In addition to whipping up a Shepherd's Pie to enjoy during the second Harry Potter movie, I also made a Treacle Pudding, which if you remember correctly, was the last thing that Mrs. Weasley made for her clan of gingers + Harry before they began their second journey to Hogwarts.
Now, this pudding is much different that the pudding that Americans are used to. I'm willing to bet that you probably think of Bill Cosby when you hear the word "pudding", and you probably remember licking the beaters from the electric hand mixer that your grandma used when she decided to bang out a treat that was sure to put a smile on your four-year-old Popsicle-stained face. Well let me tell you, my friends, this is nothing like that. It's actually more like a cake, but the difference between this and a cake is that it's more dense and it doesn't develop a crust on the edges due to the fact that it's steamed. You'll just have to see and taste for yourself.
I have to say that I was a bit skeptical about this pudding because it doesn't look like a very flavorful recipe, but my fears were abolished after taking the first bite. It wasn't nearly as rich as the luscious chocolate desserts to which I've become accustomed to eating, but rather, it was refreshing. Also, don't let the method scare you. It looks like a lot of steps, but it's actually really easy. I'll admit that I almost scrapped the idea because I was intimidated by placing a dish in boiling water and allowing it to steam my dessert to perfection. I'm so glad I didn't run for the hills!
1 1/4 cup flour
1/2 tsp baking soda
1/2 tsp baking powder
1/8 tsp salt (you make think this is a trivial amount, but you'll be sorry if you forgo adding it!)
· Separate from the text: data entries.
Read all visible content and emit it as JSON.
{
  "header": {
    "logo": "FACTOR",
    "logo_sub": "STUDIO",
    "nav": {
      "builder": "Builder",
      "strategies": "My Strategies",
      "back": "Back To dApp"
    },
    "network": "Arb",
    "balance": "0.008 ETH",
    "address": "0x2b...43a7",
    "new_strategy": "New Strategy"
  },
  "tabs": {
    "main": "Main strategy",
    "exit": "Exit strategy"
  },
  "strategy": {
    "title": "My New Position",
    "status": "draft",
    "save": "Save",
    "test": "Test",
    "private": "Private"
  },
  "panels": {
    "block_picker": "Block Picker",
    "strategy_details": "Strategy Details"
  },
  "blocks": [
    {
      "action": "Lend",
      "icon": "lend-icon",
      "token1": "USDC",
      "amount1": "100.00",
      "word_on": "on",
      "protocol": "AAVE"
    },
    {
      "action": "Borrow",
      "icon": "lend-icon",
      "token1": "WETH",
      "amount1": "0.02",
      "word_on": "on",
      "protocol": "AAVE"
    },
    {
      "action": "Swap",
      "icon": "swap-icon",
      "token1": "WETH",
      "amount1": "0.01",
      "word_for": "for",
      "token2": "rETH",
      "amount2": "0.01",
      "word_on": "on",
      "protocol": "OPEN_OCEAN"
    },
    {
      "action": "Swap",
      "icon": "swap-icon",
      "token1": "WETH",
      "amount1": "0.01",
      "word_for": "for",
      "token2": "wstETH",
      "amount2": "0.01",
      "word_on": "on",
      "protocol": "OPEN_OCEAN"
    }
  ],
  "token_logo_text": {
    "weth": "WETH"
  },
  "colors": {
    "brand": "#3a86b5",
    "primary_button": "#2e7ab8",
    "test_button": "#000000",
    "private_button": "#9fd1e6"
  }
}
1 stick unsalted butter, softened
1/4 cup white sugar
1/4 cup golden syrup (Golden syrup can be found at Stop & Shop next to the Karo syrup. If you can't find this, try using light molasses.)
1 egg + 1 yolk
Zest of one lemon
Juice of 1/2 lemon
1/3 cup milk (I used whole, but I'm sure you could get away with skim)
Extra golden syrup for serving.
1. First and foremost, obtain a glass bowl with a lid. I used a 7 quart Pyrex one with a red rubber lid and it worked out just fine. Now grease and flour it.
2. Bring a pot that's larger than the bowl (in width and height) to a boil. Be sure that there is enough water to completely cover the bowl once you've placed it in. Do not place the bowl in yet.
3. In a large bowl, beat eggs, sugar, and butter until the mixture becomes thick. This should take about 5 minutes. If you've melted your butter and it never gets thick, don't worry... it'll still be fine.
4. Beat in lemon juice, and lemon zest.
5. In another bowl, combine flour, salt, baking powder, and baking soda. Mix together.
6. Alternately add milk and flour to your existing batter bowl. Make sure you're scraping the bowl with a spatula and whatnot. Haven't you heard of the No Flour Left Behind Act?
7. Pour 1/4 cup of golden syrup into the glass bowl. Then pour the batter into the bowl. Put the lid on.
8. VERY carefully, place the bowl in the pot of boiling water. Turn the temperature down and put the lid on the pot and let the pudding simmer for about an hour and fifteen minutes or until a toothpick comes out clean.
9. Drizzle additional golden syrup over each slice when serving.